13Entonces este criminal empezó a suplicar al Señor; pero Dios ya no tendría misericordia de él. 14Poco antes quería ir a toda prisa a la ciudad santa, para arrasarla y dejarla convertida en cementerio, y ahora prometía a Dios declararla libre; 15hacía poco juzgaba a los judíos indignos de sepultura, y buenos solo para servir de alimento a las aves de rapiña o para ser arrojados con sus hijos a las fieras, y ahora prometía darles los mismos derechos que a los ciudadanos de Atenas; 16antes había robado el santo templo, y ahora prometía adornarlo con las más bellas ofrendas, y devolver todos los utensilios sagrados y dar todavía muchos más, y atender con su propio dinero a los gastos de los sacrificios, 17y, finalmente, hacerse él mismo judío y recorrer todos los lugares habitados proclamando el poder de Dios.
18Como sus dolores no se calmaban de ninguna manera, pues el justo juicio de Dios pesaba sobre él, viéndose en una situación desesperada, escribió a los judíos una carta que tenía el carácter de súplica y que decía así:
19«El rey y jefe militar Antíoco saluda a los judíos, excelentes ciudadanos, y les desea salud y bienestar completos. 20Deseo que ustedes y sus hijos se encuentren bien, y que todo marche según ustedes lo desean. Con la esperanza puesta en Dios, 21guardo un cariñoso recuerdo de las muestras de respeto y afecto que de ustedes he recibido. Al volver de la región de Persia he contraído una grave enfermedad, y así he juzgado necesario preocuparme por el bienestar de todos. 22No es que yo esté desesperado de mi estado; al contrario, tengo muchas esperanzas de poder sanar de esta enfermedad. 23Sin embargo, recuerdo que mi padre, siempre que emprendía una campaña al este del río Éufrates, designaba a su sucesor, 24para que, si sucedía algo inesperado o corría un rumor molesto, sus súbditos estuvieran tranquilos, sabiendo quién había quedado encargado de los negocios. 25Sé, además, que los jefes vecinos de nuestro país están esperando una ocasión propicia, y que aguardan lo que pueda ocurrir. Por eso he designado como rey a mi hijo Antíoco, a quien muchas veces, cuando recorría las provincias del este del Éufrates, dejé al cuidado de la mayoría de ustedes. A él le escribí la carta que se copia más adelante. 26Ruego, pues, encarecidamente a cada uno de ustedes que, recordando los beneficios, tanto generales como particulares, que de mí han recibido, guarden para con mi hijo las mismas buenas disposiciones que han tenido para conmigo. 27Estoy seguro de que él seguirá mi línea de moderación y benevolencia, y será condescendiente con ustedes.»

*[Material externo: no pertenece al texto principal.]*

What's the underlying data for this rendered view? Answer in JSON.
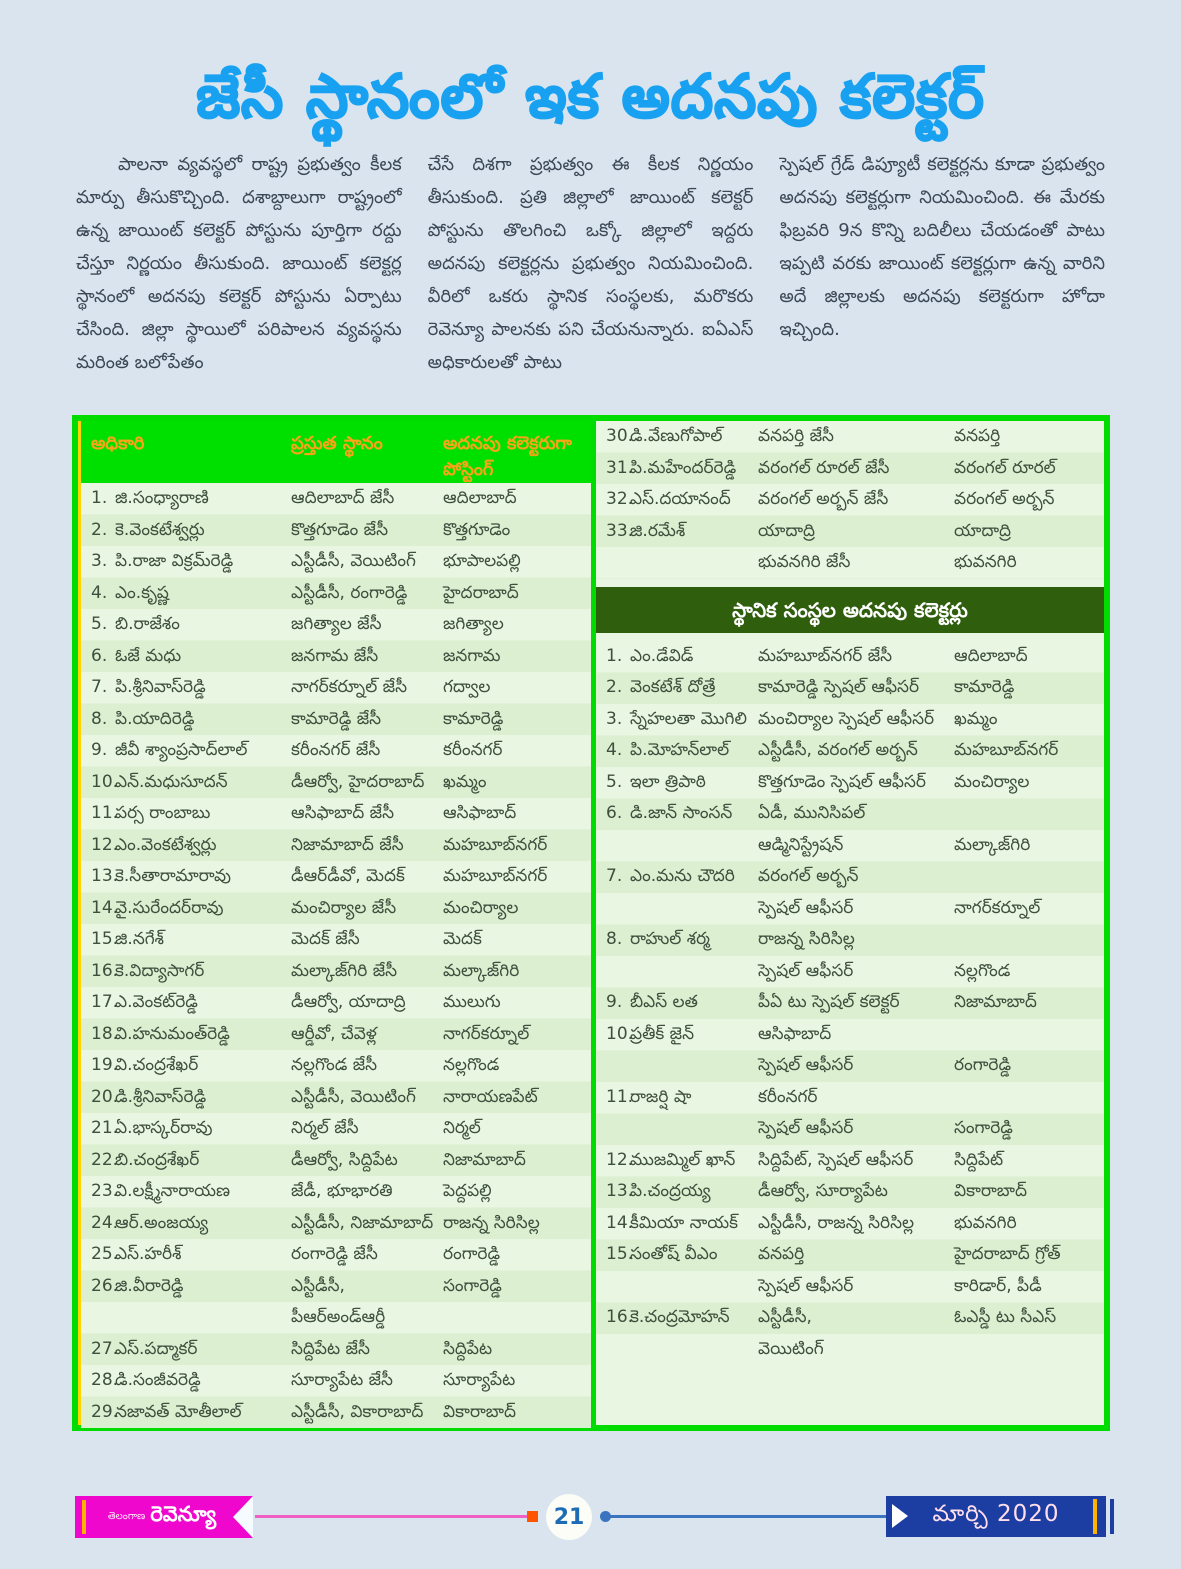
{
  "page_title": "జేసీ స్థానంలో ఇక అదనపు కలెక్టర్",
  "article": {
    "col1": "పాలనా వ్యవస్థలో రాష్ట్ర ప్రభుత్వం కీలక మార్పు తీసుకొచ్చింది. దశాబ్దాలుగా రాష్ట్రంలో ఉన్న జాయింట్ కలెక్టర్ పోస్టును పూర్తిగా రద్దు చేస్తూ నిర్ణయం తీసుకుంది. జాయింట్ కలెక్టర్ల స్థానంలో అదనపు కలెక్టర్ పోస్టును ఏర్పాటు చేసింది.  జిల్లా స్థాయిలో పరిపాలన వ్యవస్థను మరింత బలోపేతం",
    "col2": "చేసే దిశగా ప్రభుత్వం ఈ కీలక నిర్ణయం తీసుకుంది. ప్రతి జిల్లాలో జాయింట్ కలెక్టర్ పోస్టును తొలగించి ఒక్కో జిల్లాలో ఇద్దరు అదనపు కలెక్టర్లను ప్రభుత్వం నియమించింది. వీరిలో ఒకరు స్థానిక సంస్థలకు, మరొకరు రెవెన్యూ పాలనకు పని చేయనున్నారు. ఐఏఎస్ అధికారులతో పాటు",
    "col3": "స్పెషల్ గ్రేడ్ డిప్యూటీ కలెక్టర్లను కూడా ప్రభుత్వం అదనపు కలెక్టర్లుగా నియమించింది. ఈ మేరకు ఫిబ్రవరి 9న కొన్ని బదిలీలు చేయడంతో పాటు ఇప్పటి వరకు జాయింట్ కలెక్టర్లుగా ఉన్న వారిని అదే జిల్లాలకు అదనపు కలెక్టరుగా హోదా ఇచ్చింది."
  },
  "table": {
    "headers": {
      "officer": "అధికారి",
      "current": "ప్రస్తుత స్థానం",
      "posting": "అదనపు కలెక్టరుగా\nపోస్టింగ్"
    },
    "left_rows": [
      {
        "num": "1.",
        "name": "జి.సంధ్యారాణి",
        "current": "ఆదిలాబాద్ జేసీ",
        "posting": "ఆదిలాబాద్"
      },
      {
        "num": "2.",
        "name": "కె.వెంకటేశ్వర్లు",
        "current": "కొత్తగూడెం జేసీ",
        "posting": "కొత్తగూడెం"
      },
      {
        "num": "3.",
        "name": "పి.రాజా విక్రమ్‌రెడ్డి",
        "current": "ఎస్టీడీసీ, వెయిటింగ్",
        "posting": "భూపాలపల్లి"
      },
      {
        "num": "4.",
        "name": "ఎం.కృష్ణ",
        "current": "ఎస్టీడీసీ, రంగారెడ్డి",
        "posting": "హైదరాబాద్"
      },
      {
        "num": "5.",
        "name": "బి.రాజేశం",
        "current": "జగిత్యాల జేసీ",
        "posting": "జగిత్యాల"
      },
      {
        "num": "6.",
        "name": "ఓజే మధు",
        "current": "జనగామ జేసీ",
        "posting": "జనగామ"
      },
      {
        "num": "7.",
        "name": "పి.శ్రీనివాస్‌రెడ్డి",
        "current": "నాగర్‌కర్నూల్ జేసీ",
        "posting": "గద్వాల"
      },
      {
        "num": "8.",
        "name": "పి.యాదిరెడ్డి",
        "current": "కామారెడ్డి జేసీ",
        "posting": "కామారెడ్డి"
      },
      {
        "num": "9.",
        "name": "జీవీ శ్యాంప్రసాద్‌లాల్",
        "current": "కరీంనగర్ జేసీ",
        "posting": "కరీంనగర్"
      },
      {
        "num": "10.",
        "name": "ఎన్.మధుసూదన్",
        "current": "డీఆర్వో, హైదరాబాద్",
        "posting": "ఖమ్మం"
      },
      {
        "num": "11.",
        "name": "పర్స రాంబాబు",
        "current": "ఆసిఫాబాద్ జేసీ",
        "posting": "ఆసిఫాబాద్"
      },
      {
        "num": "12.",
        "name": "ఎం.వెంకటేశ్వర్లు",
        "current": "నిజామాబాద్ జేసీ",
        "posting": "మహబూబ్‌నగర్"
      },
      {
        "num": "13.",
        "name": "కె.సీతారామారావు",
        "current": "డీఆర్‌డీవో, మెదక్",
        "posting": "మహబూబ్‌నగర్"
      },
      {
        "num": "14.",
        "name": "వై.సురేందర్‌రావు",
        "current": "మంచిర్యాల జేసీ",
        "posting": "మంచిర్యాల"
      },
      {
        "num": "15.",
        "name": "జి.నగేశ్",
        "current": "మెదక్ జేసీ",
        "posting": "మెదక్"
      },
      {
        "num": "16.",
        "name": "కె.విద్యాసాగర్",
        "current": "మల్కాజ్‌గిరి జేసీ",
        "posting": "మల్కాజ్‌గిరి"
      },
      {
        "num": "17.",
        "name": "ఎ.వెంకట్‌రెడ్డి",
        "current": "డీఆర్వో, యాదాద్రి",
        "posting": "ములుగు"
      },
      {
        "num": "18.",
        "name": "వి.హనుమంత్‌రెడ్డి",
        "current": "ఆర్డీవో, చేవెళ్ల",
        "posting": "నాగర్‌కర్నూల్"
      },
      {
        "num": "19.",
        "name": "వి.చంద్రశేఖర్",
        "current": "నల్లగొండ జేసీ",
        "posting": "నల్లగొండ"
      },
      {
        "num": "20.",
        "name": "డి.శ్రీనివాస్‌రెడ్డి",
        "current": "ఎస్టీడీసీ, వెయిటింగ్",
        "posting": "నారాయణపేట్"
      },
      {
        "num": "21.",
        "name": "ఏ.భాస్కర్‌రావు",
        "current": "నిర్మల్ జేసీ",
        "posting": "నిర్మల్"
      },
      {
        "num": "22.",
        "name": "బి.చంద్రశేఖర్",
        "current": "డీఆర్వో, సిద్దిపేట",
        "posting": "నిజామాబాద్"
      },
      {
        "num": "23.",
        "name": "వి.లక్ష్మీనారాయణ",
        "current": "జేడీ, భూభారతి",
        "posting": "పెద్దపల్లి"
      },
      {
        "num": "24.",
        "name": "ఆర్.అంజయ్య",
        "current": "ఎస్టీడీసీ, నిజామాబాద్",
        "posting": "రాజన్న సిరిసిల్ల"
      },
      {
        "num": "25.",
        "name": "ఎస్.హరీశ్",
        "current": "రంగారెడ్డి జేసీ",
        "posting": "రంగారెడ్డి"
      },
      {
        "num": "26.",
        "name": "జి.వీరారెడ్డి",
        "current": "ఎస్టీడీసీ, పీఆర్‌అండ్‌ఆర్డీ",
        "posting": "సంగారెడ్డి"
      },
      {
        "num": "27.",
        "name": "ఎస్.పద్మాకర్",
        "current": "సిద్దిపేట జేసీ",
        "posting": "సిద్దిపేట"
      },
      {
        "num": "28.",
        "name": "డి.సంజీవరెడ్డి",
        "current": "సూర్యాపేట జేసీ",
        "posting": "సూర్యాపేట"
      },
      {
        "num": "29.",
        "name": "నజావత్ మోతీలాల్",
        "current": "ఎస్టీడీసీ, వికారాబాద్",
        "posting": "వికారాబాద్"
      }
    ],
    "right_rows": [
      {
        "num": "30.",
        "name": "డి.వేణుగోపాల్",
        "current": "వనపర్తి జేసీ",
        "posting": "వనపర్తి"
      },
      {
        "num": "31.",
        "name": "పి.మహేందర్‌రెడ్డి",
        "current": "వరంగల్ రూరల్ జేసీ",
        "posting": "వరంగల్ రూరల్"
      },
      {
        "num": "32.",
        "name": "ఎస్.దయానంద్",
        "current": "వరంగల్ అర్బన్ జేసీ",
        "posting": "వరంగల్ అర్బన్"
      },
      {
        "num": "33.",
        "name": "జి.రమేశ్",
        "current": "యాదాద్రి\nభువనగిరి జేసీ",
        "posting": "యాదాద్రి\nభువనగిరి"
      }
    ],
    "local_header": "స్థానిక సంస్థల అదనపు కలెక్టర్లు",
    "local_rows": [
      {
        "num": "1.",
        "name": "ఎం.డేవిడ్",
        "current": "మహబూబ్‌నగర్ జేసీ",
        "posting": "ఆదిలాబాద్"
      },
      {
        "num": "2.",
        "name": "వెంకటేశ్ దోత్రే",
        "current": "కామారెడ్డి స్పెషల్ ఆఫీసర్",
        "posting": "కామారెడ్డి"
      },
      {
        "num": "3.",
        "name": "స్నేహలతా మొగిలి",
        "current": "మంచిర్యాల స్పెషల్ ఆఫీసర్",
        "posting": "ఖమ్మం"
      },
      {
        "num": "4.",
        "name": "పి.మోహన్‌లాల్",
        "current": "ఎస్టీడీసీ, వరంగల్ అర్బన్",
        "posting": "మహబూబ్‌నగర్"
      },
      {
        "num": "5.",
        "name": "ఇలా త్రిపాఠి",
        "current": "కొత్తగూడెం స్పెషల్ ఆఫీసర్",
        "posting": "మంచిర్యాల"
      },
      {
        "num": "6.",
        "name": "డి.జాన్ సాంసన్",
        "current": "ఏడీ, మునిసిపల్\nఆడ్మినిస్ట్రేషన్",
        "posting": "మల్కాజ్‌గిరి",
        "pb": true
      },
      {
        "num": "7.",
        "name": "ఎం.మను చౌదరి",
        "current": "వరంగల్ అర్బన్\nస్పెషల్ ఆఫీసర్",
        "posting": "నాగర్‌కర్నూల్",
        "pb": true
      },
      {
        "num": "8.",
        "name": "రాహుల్ శర్మ",
        "current": "రాజన్న సిరిసిల్ల\nస్పెషల్ ఆఫీసర్",
        "posting": "నల్లగొండ",
        "pb": true
      },
      {
        "num": "9.",
        "name": "బీఎస్ లత",
        "current": "పీఏ టు స్పెషల్ కలెక్టర్",
        "posting": "నిజామాబాద్"
      },
      {
        "num": "10.",
        "name": "ప్రతీక్ జైన్",
        "current": "ఆసిఫాబాద్\nస్పెషల్ ఆఫీసర్",
        "posting": "రంగారెడ్డి",
        "pb": true
      },
      {
        "num": "11.",
        "name": "రాజర్షి షా",
        "current": "కరీంనగర్\nస్పెషల్ ఆఫీసర్",
        "posting": "సంగారెడ్డి",
        "pb": true
      },
      {
        "num": "12.",
        "name": "ముజమ్మిల్ ఖాన్",
        "current": "సిద్దిపేట్, స్పెషల్ ఆఫీసర్",
        "posting": "సిద్దిపేట్"
      },
      {
        "num": "13.",
        "name": "పి.చంద్రయ్య",
        "current": "డీఆర్వో, సూర్యాపేట",
        "posting": "వికారాబాద్"
      },
      {
        "num": "14.",
        "name": "కీమియా నాయక్",
        "current": "ఎస్టీడీసీ, రాజన్న సిరిసిల్ల",
        "posting": "భువనగిరి"
      },
      {
        "num": "15.",
        "name": "సంతోష్ వీఎం",
        "current": "వనపర్తి\nస్పెషల్ ఆఫీసర్",
        "posting": "హైదరాబాద్ గ్రోత్\nకారిడార్, పీడీ"
      },
      {
        "num": "16.",
        "name": "కె.చంద్రమోహన్",
        "current": "ఎస్టీడీసీ,\nవెయిటింగ్",
        "posting": "ఓఎస్డీ టు సీఎస్"
      }
    ]
  },
  "footer": {
    "brand_small": "తెలంగాణ",
    "brand_big": "రెవెన్యూ",
    "page_number": "21",
    "issue": "మార్చి 2020"
  },
  "colors": {
    "page_bg": "#d9e4ef",
    "title_blue": "#18a1f1",
    "table_green": "#00dc00",
    "header_orange": "#f7a416",
    "band_dark_green": "#2f5e0d",
    "row_light": "#e9f6e1",
    "row_dark": "#dcefd1",
    "brand_magenta": "#ef07cd",
    "issue_blue": "#1c3ea2",
    "stripe_yellow": "#ffb200"
  }
}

28Así pues, este asesino, que injuriaba a Dios, terminó su vida con una muerte horrible, lejos de su patria y entre montañas, en medio de atroces sufrimientos, como los que él había hecho sufrir a otros. 29Filipo, su amigo íntimo, transportó el cadáver; pero, como no se fiaba del hijo de Antíoco, se refugió en Egipto, junto al rey Tolomeo Filométor.